5 minutes reading time China
When I started planning my trip to China, I was living on a small island in the Australian Barrier Reef. On rainy days I used to read on the internet about cities near the Himalayas because I dreamed of visiting this magical place in the world.
Laos
My route started in Laos, an Asian country very close to Thailand, just because I had gotten a very cheap flight ticket that would take me there.
I traveled around Laos for a month when I finally crossed the border into China. It felt immediately a shot of adrenaline and uncertainty and I honestly did not understand anything of what was happening around me. I only knew people were smiling at me, and that couldn’t be a bad thing.
Kunming
I started my trip through the city of Kunming, where I stayed in the house of a Chinese student. She made up the most comfortable bed I’ve ever slept in, we cooked together and shared some laughs. It was only one day but I felt at home. And feeling at home in such a different country is simply a gift of life. I continued my trip to the city of Lijiang, where I would meet some travelers like me, hiking the Tiger Leaping Gorge.
Magically, I listened to a song from my country, Argentina, in the hotel corridors. I couldn’t believe that in the middle of a town so close to Tibet, there was another Argentine making the same trip as me. It had been a few days since I spoke Spanish, so I decided to find this person.
Finally, it was a woman, and her name was Paz. Peace in Spanish, and that was a good sign. When we started talking she told me how she hitchhiked along the routes in China, and that she did not understand very well how it worked but that people simply helped her and she reached all the destinations.
So, it was thanks to Paz that something began to take shape in me. The desire for a new adventure, unknown and unthinkable until that moment: to travel to China by hitchhiking.
So the day after, I hit the road with a map of the cities. I just stood and waited, with my finger up. I wasn’t even sure if the people were understanding what I was asking for. Many people looked at me or maybe turned their heads, but just a few people stopped.
People in China
What I felt in China is that people sometimes just feel embarrassed to have ways to communicate with you. But in fact, I was the one in a country that wasn’t mine pretending to talk in a language that is not even mine. It was weird for them also to see a woman in the middle of the road, with that cold weather and alone, standing in the middle of nowhere.
Some people just looked at me confused and when I pointed to the map, they just said no. It was hard to explain that this was my final destination, but that maybe they could just take me closer to it.
Despite these difficulties with the language, since no one speaks English, people’s desire to help was always stronger than any cultural differences. And that’s what I wanted to prove. Bad things that happen in the world always have more repercussions than good things. But that is simply crazy and unfair because I believe good things are happening all the time, and so much more often.

Image by: Eliana Lorenzo
Of the approximately 2500 kilometers that I hitchhiked through China, the experience that I enjoyed the most was a couple that I met near the city of Kangding. They were coming from Lasa by car, singing songs very loud and with the windows of the car down. They looked at me as if I were an endangered species and talked to the cell phone’s translator to discover who I was and what I was doing there. They did not even know my country, Argentina. So I showed them on a map. We talked a lot, and that shocked me. Their curiosity was stronger than all the language barriers ever seen. And I had never loved more the technology that allowed me to get to know these people when the circumstances were practically impossible.
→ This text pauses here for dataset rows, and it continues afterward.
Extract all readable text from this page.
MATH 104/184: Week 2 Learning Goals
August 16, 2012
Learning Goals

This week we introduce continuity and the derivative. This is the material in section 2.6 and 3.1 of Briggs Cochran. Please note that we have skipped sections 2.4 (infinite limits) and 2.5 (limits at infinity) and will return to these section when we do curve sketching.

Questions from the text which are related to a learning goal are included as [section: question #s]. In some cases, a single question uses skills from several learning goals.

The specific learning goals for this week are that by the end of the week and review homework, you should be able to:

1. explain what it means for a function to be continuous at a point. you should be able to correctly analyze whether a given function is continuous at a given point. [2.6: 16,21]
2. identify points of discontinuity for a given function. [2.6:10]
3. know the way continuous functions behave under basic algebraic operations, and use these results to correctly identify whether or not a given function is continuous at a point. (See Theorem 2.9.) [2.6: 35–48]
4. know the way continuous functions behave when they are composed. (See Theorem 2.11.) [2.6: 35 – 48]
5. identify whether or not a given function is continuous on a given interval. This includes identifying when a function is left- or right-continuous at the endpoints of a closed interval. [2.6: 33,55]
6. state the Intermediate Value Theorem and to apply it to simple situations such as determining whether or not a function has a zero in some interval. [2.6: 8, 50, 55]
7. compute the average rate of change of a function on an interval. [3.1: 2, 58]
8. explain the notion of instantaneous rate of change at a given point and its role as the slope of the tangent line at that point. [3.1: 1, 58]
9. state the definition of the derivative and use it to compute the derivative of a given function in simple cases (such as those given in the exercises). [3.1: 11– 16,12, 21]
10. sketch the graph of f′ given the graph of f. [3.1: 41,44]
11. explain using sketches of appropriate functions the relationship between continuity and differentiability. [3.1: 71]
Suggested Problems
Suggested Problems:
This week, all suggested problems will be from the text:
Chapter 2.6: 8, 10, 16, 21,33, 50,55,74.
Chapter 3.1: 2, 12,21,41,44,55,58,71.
The final destination was Chengdu, but it was already nighttime. So, we went to eat at a restaurant. I was introduced to many people in the place. I did not understand anything but everyone seemed to be happy with my presence and gave me a lot of food.
I couldn’t stop feeling grateful and flattered, and I tried to remember everything very carefully because life was just being too good to me.

Image by: Eliana Lorenzo
Finally, they decided that that day had been enough hours of driving and we stopped to rest in a nearby hotel. They paid me for a night and I slept better than ever in my life. I only occupied 1% of that huge bed that was in the room.
The next day, before starting the trip, we went together to the hairdresser and then to the mechanic. We had a kind of a family Sunday. Then they finally took me to Chengdu and I said goodbye to them with a big hug at the train station. They were surprised at my ease in giving a stranger a hug, but I explained to them that in Argentina we are like that.
It is today that I remember them, I am not sure if they remember me.
Surely they do not imagine that I am writing about them, but I hope that all the good they did to me has come back to them, but multiplied.
Hitchhiking in China wasn’t part of my plan, but that’s the beauty of plans. That can be modified, over and over again. And meet people like them.